I am quite confused by the way my textbook presents the Joule–Thomson experiment. A gas flowing through a throttling valve from a high pressure Pi to a lower pressure Pf is an open system. However, the book treats the gas as if it were a closed system and imagines the upstream side acting like a piston compressing the gas at pressure Pi, while a downstream piston resists at pressure Pf.

Is the book effectively tracking a small mass of gas that passes through the valve, such that at some time the mass occupies a region upstream and the surrounding upstream fluid (represented by the left piston) pushes it into and through the valve? Later, the same mass occupies a region downstream, so relative to that moving mass the surrounding fluid or the left pistonsweeps across the region it previously occupied.

How does this viewpoint justify the use of the closed-system first law?

Is fluid pushing fluid mechanically equivalent to a piston applying the same pressure in a piston–cylinder process?

 

[Vincf]

The first law of thermodynamics, written in the form $U_2 - U_1 = W + Q$ , only applies to a closed system. That's why we isolate a closed system at a given instant and track it over time.

In the explanation provided, the closed system contains the porous zone that maintains the pressure gradient.
You can imagine two (immaterial) walls that delimit this closed system upstream and downstream. The external gas exerts pressure on the walls. Upstream, it pushes, and downstream, it resists.

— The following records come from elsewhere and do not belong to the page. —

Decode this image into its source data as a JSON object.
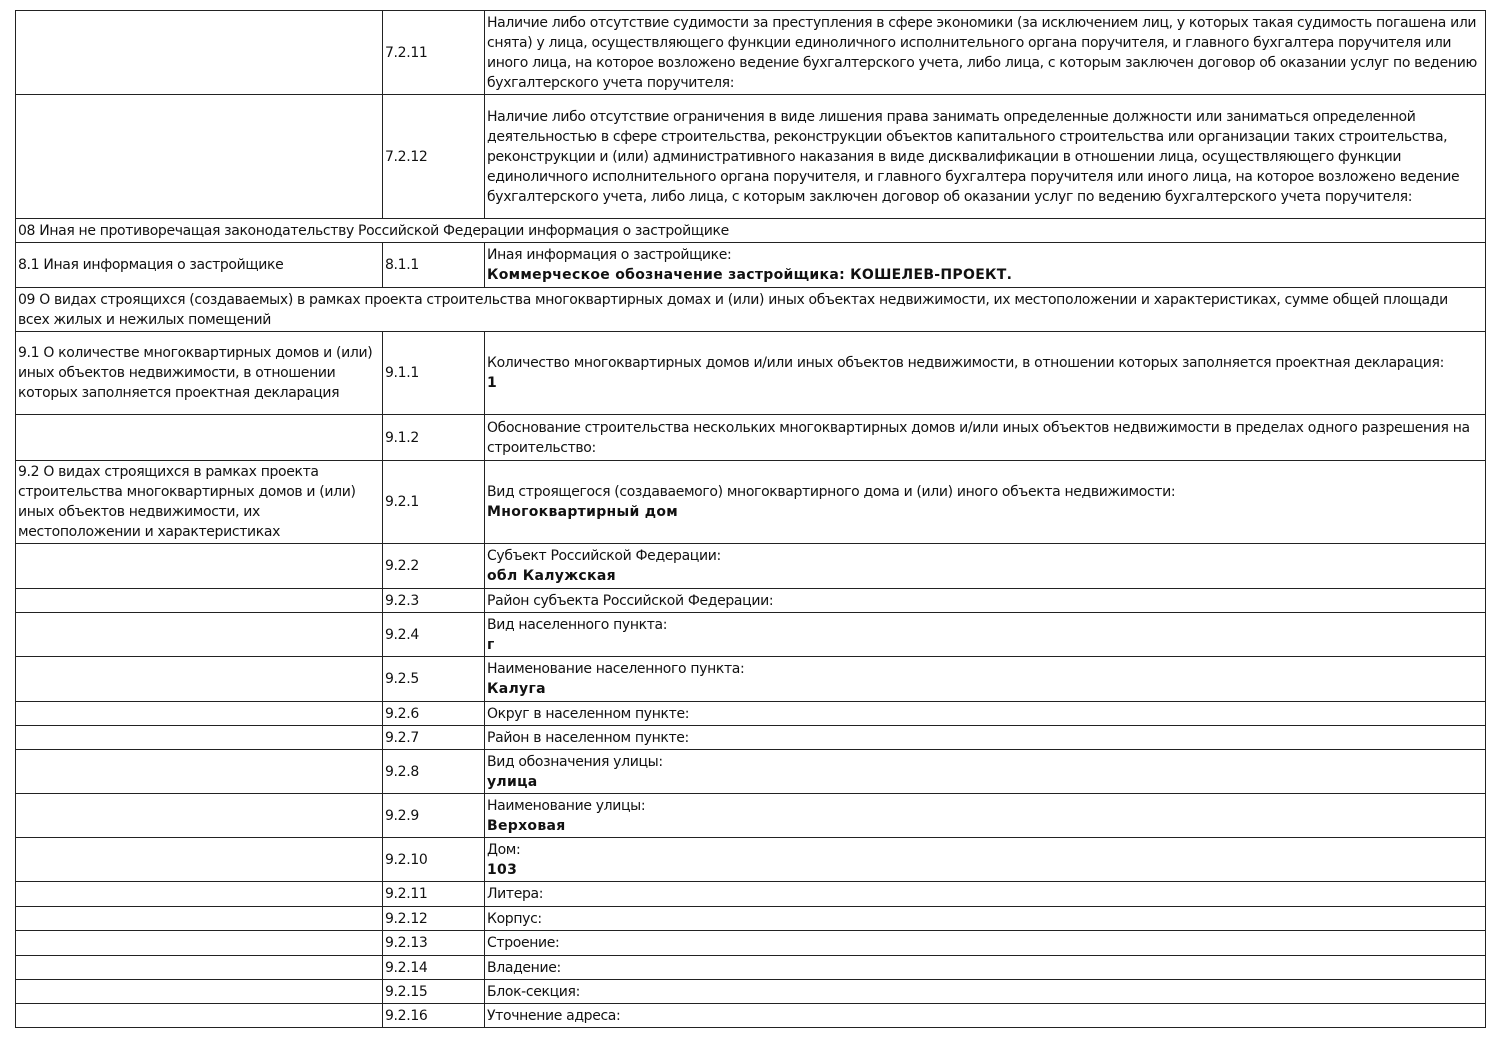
{
  "rows": [
    {
      "type": "item",
      "section": "",
      "code": "7.2.11",
      "text": "Наличие либо отсутствие судимости за преступления в сфере экономики (за исключением лиц, у которых такая судимость погашена или снята) у лица, осуществляющего функции единоличного исполнительного органа поручителя, и главного бухгалтера поручителя или иного лица, на которое возложено ведение бухгалтерского учета, либо лица, с которым заключен договор об оказании услуг по ведению бухгалтерского учета поручителя:",
      "value": ""
    },
    {
      "type": "item",
      "section": "",
      "code": "7.2.12",
      "text": "Наличие либо отсутствие ограничения в виде лишения права занимать определенные должности или заниматься определенной деятельностью в сфере строительства, реконструкции объектов капитального строительства или организации таких строительства, реконструкции и (или) административного наказания в виде дисквалификации в отношении лица, осуществляющего функции единоличного исполнительного органа поручителя, и главного бухгалтера поручителя или иного лица, на которое возложено ведение бухгалтерского учета, либо лица, с которым заключен договор об оказании услуг по ведению бухгалтерского учета поручителя:",
      "value": ""
    },
    {
      "type": "header",
      "text": "08 Иная не противоречащая законодательству Российской Федерации информация о застройщике"
    },
    {
      "type": "item",
      "section": "8.1 Иная информация о застройщике",
      "code": "8.1.1",
      "text": "Иная информация о застройщике:",
      "value": "Коммерческое обозначение застройщика: КОШЕЛЕВ-ПРОЕКТ."
    },
    {
      "type": "header",
      "text": "09 О видах строящихся (создаваемых) в рамках проекта строительства многоквартирных домах и (или) иных объектах недвижимости, их местоположении и характеристиках, сумме общей площади всех жилых и нежилых помещений"
    },
    {
      "type": "item",
      "section": "9.1 О количестве многоквартирных домов и (или) иных объектов недвижимости, в отношении которых заполняется проектная декларация",
      "code": "9.1.1",
      "text": "Количество многоквартирных домов и/или иных объектов недвижимости, в отношении которых заполняется проектная декларация:",
      "value": "1"
    },
    {
      "type": "item",
      "section": "",
      "code": "9.1.2",
      "text": "Обоснование строительства нескольких многоквартирных домов и/или иных объектов недвижимости в пределах одного разрешения на строительство:",
      "value": ""
    },
    {
      "type": "item",
      "section": "9.2 О видах строящихся в рамках проекта строительства многоквартирных домов и (или) иных объектов недвижимости, их местоположении и характеристиках",
      "code": "9.2.1",
      "text": "Вид строящегося (создаваемого) многоквартирного дома и (или) иного объекта недвижимости:",
      "value": "Многоквартирный дом"
    },
    {
      "type": "item",
      "section": "",
      "code": "9.2.2",
      "text": "Субъект Российской Федерации:",
      "value": "обл Калужская"
    },
    {
      "type": "item",
      "section": "",
      "code": "9.2.3",
      "text": "Район субъекта Российской Федерации:",
      "value": ""
    },
    {
      "type": "item",
      "section": "",
      "code": "9.2.4",
      "text": "Вид населенного пункта:",
      "value": "г"
    },
    {
      "type": "item",
      "section": "",
      "code": "9.2.5",
      "text": "Наименование населенного пункта:",
      "value": "Калуга"
    },
    {
      "type": "item",
      "section": "",
      "code": "9.2.6",
      "text": "Округ в населенном пункте:",
      "value": ""
    },
    {
      "type": "item",
      "section": "",
      "code": "9.2.7",
      "text": "Район в населенном пункте:",
      "value": ""
    },
    {
      "type": "item",
      "section": "",
      "code": "9.2.8",
      "text": "Вид обозначения улицы:",
      "value": "улица"
    },
    {
      "type": "item",
      "section": "",
      "code": "9.2.9",
      "text": "Наименование улицы:",
      "value": "Верховая"
    },
    {
      "type": "item",
      "section": "",
      "code": "9.2.10",
      "text": "Дом:",
      "value": "103"
    },
    {
      "type": "item",
      "section": "",
      "code": "9.2.11",
      "text": "Литера:",
      "value": ""
    },
    {
      "type": "item",
      "section": "",
      "code": "9.2.12",
      "text": "Корпус:",
      "value": ""
    },
    {
      "type": "item",
      "section": "",
      "code": "9.2.13",
      "text": "Строение:",
      "value": ""
    },
    {
      "type": "item",
      "section": "",
      "code": "9.2.14",
      "text": "Владение:",
      "value": ""
    },
    {
      "type": "item",
      "section": "",
      "code": "9.2.15",
      "text": "Блок-секция:",
      "value": ""
    },
    {
      "type": "item",
      "section": "",
      "code": "9.2.16",
      "text": "Уточнение адреса:",
      "value": ""
    }
  ]
}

Now, imagine the gas moving forward. The two walls move simultaneously with the gas. If the upstream wall has swept through the volume $V_i$, the work done is $P_i V_i$. The work done downstream is $-P_f V_f$. The work done is the same as if there were pistons.

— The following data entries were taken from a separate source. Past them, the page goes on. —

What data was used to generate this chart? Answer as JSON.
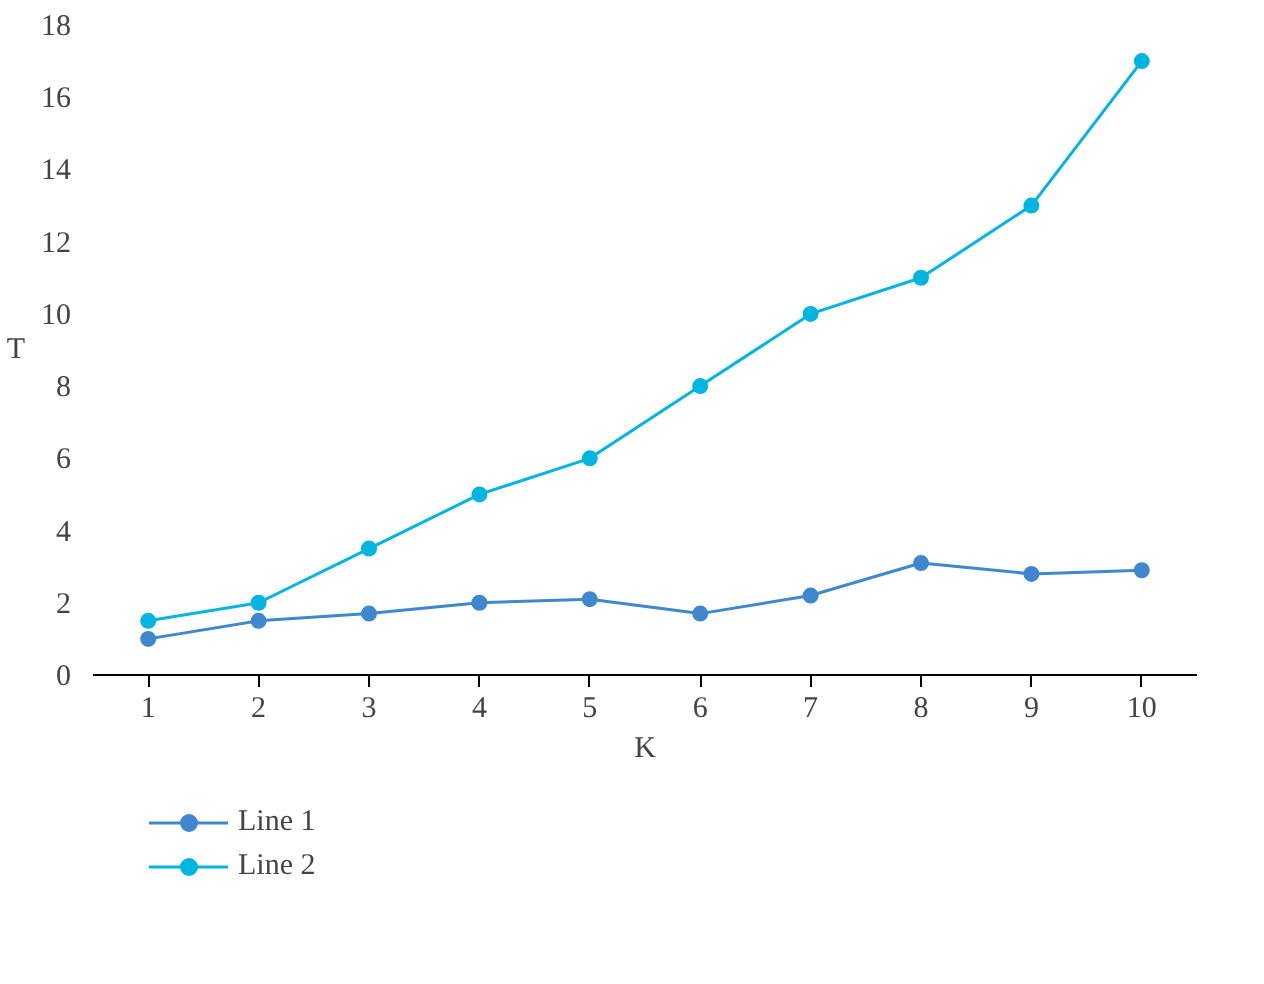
{
  "chart_data": {
    "type": "line",
    "xlabel": "K",
    "ylabel": "T",
    "categories": [
      "1",
      "2",
      "3",
      "4",
      "5",
      "6",
      "7",
      "8",
      "9",
      "10"
    ],
    "series": [
      {
        "name": "Line 1",
        "color": "#3f88cf",
        "values": [
          1.0,
          1.5,
          1.7,
          2.0,
          2.1,
          1.7,
          2.2,
          3.1,
          2.8,
          2.9
        ]
      },
      {
        "name": "Line 2",
        "color": "#00b5e2",
        "values": [
          1.5,
          2.0,
          3.5,
          5.0,
          6.0,
          8.0,
          10.0,
          11.0,
          13.0,
          17.0
        ]
      }
    ],
    "ylim": [
      0,
      18
    ],
    "yticks": [
      0,
      2,
      4,
      6,
      8,
      10,
      12,
      14,
      16,
      18
    ],
    "grid": false,
    "legend": "bottom left",
    "marker": "circle",
    "line_style": "solid"
  }
}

Since there is no heat exchange, the first law of thermodynamics can be written as: $$U_2 -U_1 = P_i V_i - P_f V_f$$ But if you look at how the closed system has evolved, you see that the central part has not changed because we are in steady state (The fluid flows continuously, but it remains in the same state in this central region).
If we denote $U_c$ the internal energy of the central part, we have: $U_2=U_c+U_s$ and $U_1=U_c+U_i$ if we denote $U_i$ the internal energy of the gas which, upstream, had the volume $V_i$ and $U_f$ the internal energy of the gas which, downstream, had the volume $V_f$. $$U_2 -U_1 = U_f -U_i$$
In the end, we are left with: $$U_f -U_i=P_i V_i - P_f V_f$$ or:
$$U_f +P_f V_f=U_i+P_i V_i $$ or, with enthalpy: $$H_f=H_i$$
In this expression, $H_f$ is the enthalpy of the downstream gas of volume $V_f$ and $H_i$ is the enthalpy of the upstream gas of volume $V_i$.

Since the mass flow rate is constant (steady state), the mass corresponding to $V_f$ and $V_i$ are identical, equal to $M$. You can therefore divide by this common mass, and we obtain that the upstream specific enthalpy is equal to the downstream specific enthalpy.

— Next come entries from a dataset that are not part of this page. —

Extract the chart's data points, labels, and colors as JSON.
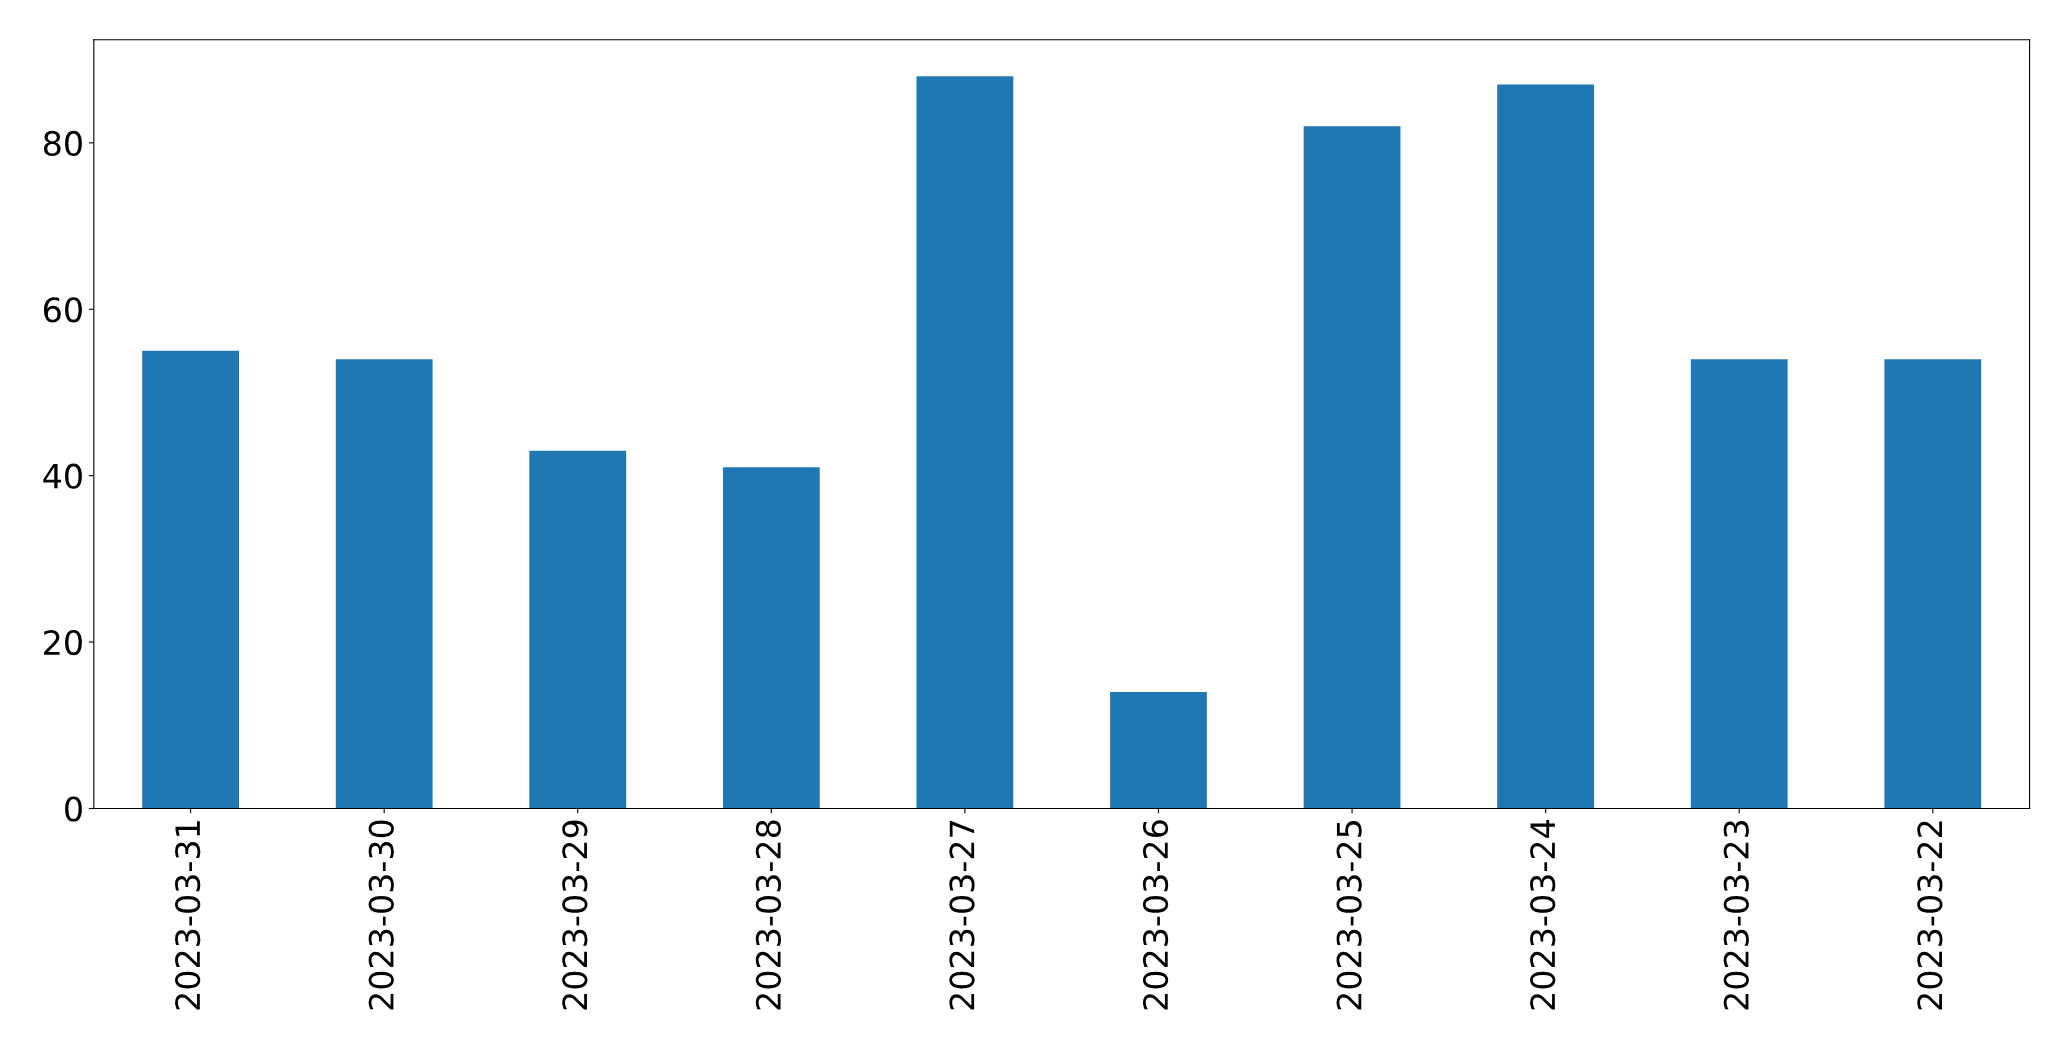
{
  "chart_data": {
    "type": "bar",
    "categories": [
      "2023-03-31",
      "2023-03-30",
      "2023-03-29",
      "2023-03-28",
      "2023-03-27",
      "2023-03-26",
      "2023-03-25",
      "2023-03-24",
      "2023-03-23",
      "2023-03-22"
    ],
    "values": [
      55,
      54,
      43,
      41,
      88,
      14,
      82,
      87,
      54,
      54
    ],
    "color": "#1f77b4",
    "ylim": [
      0,
      92.4
    ],
    "yticks": [
      0,
      20,
      40,
      60,
      80
    ],
    "grid": false
  }
}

Note that this reasoning can sometimes be a little confusing because the fluid considered upstream and downstream is not the same. However, when defining specific enthalpy, it's simply a matter of taking a quantity of fluid and dividing by its mass.
Also note that if you want to track a closed mass of fluid passing through the porous region, it will initially occupy the volume $V_i$ and have the enthalpy $H_i$ . Then it will pass through the porous region and many complicated things will happen to it. Finally, after a certain time, it will emerge and occupy the volume $V_f$ with the enthalpy $H_f=H_i$: so in the end, a closed mass of fluid does indeed have the same enthalpy at the start and at the finish.

In applied physics, this kind of reasoning is constantly encountered, and the first law is written once and for all, applied to an open system. It's not very complicated. It amounts to stating that, for an open system, the internal energy can be changed by supplying heat and work, just as with a closed system, but it can also be changed by introducing matter into the system.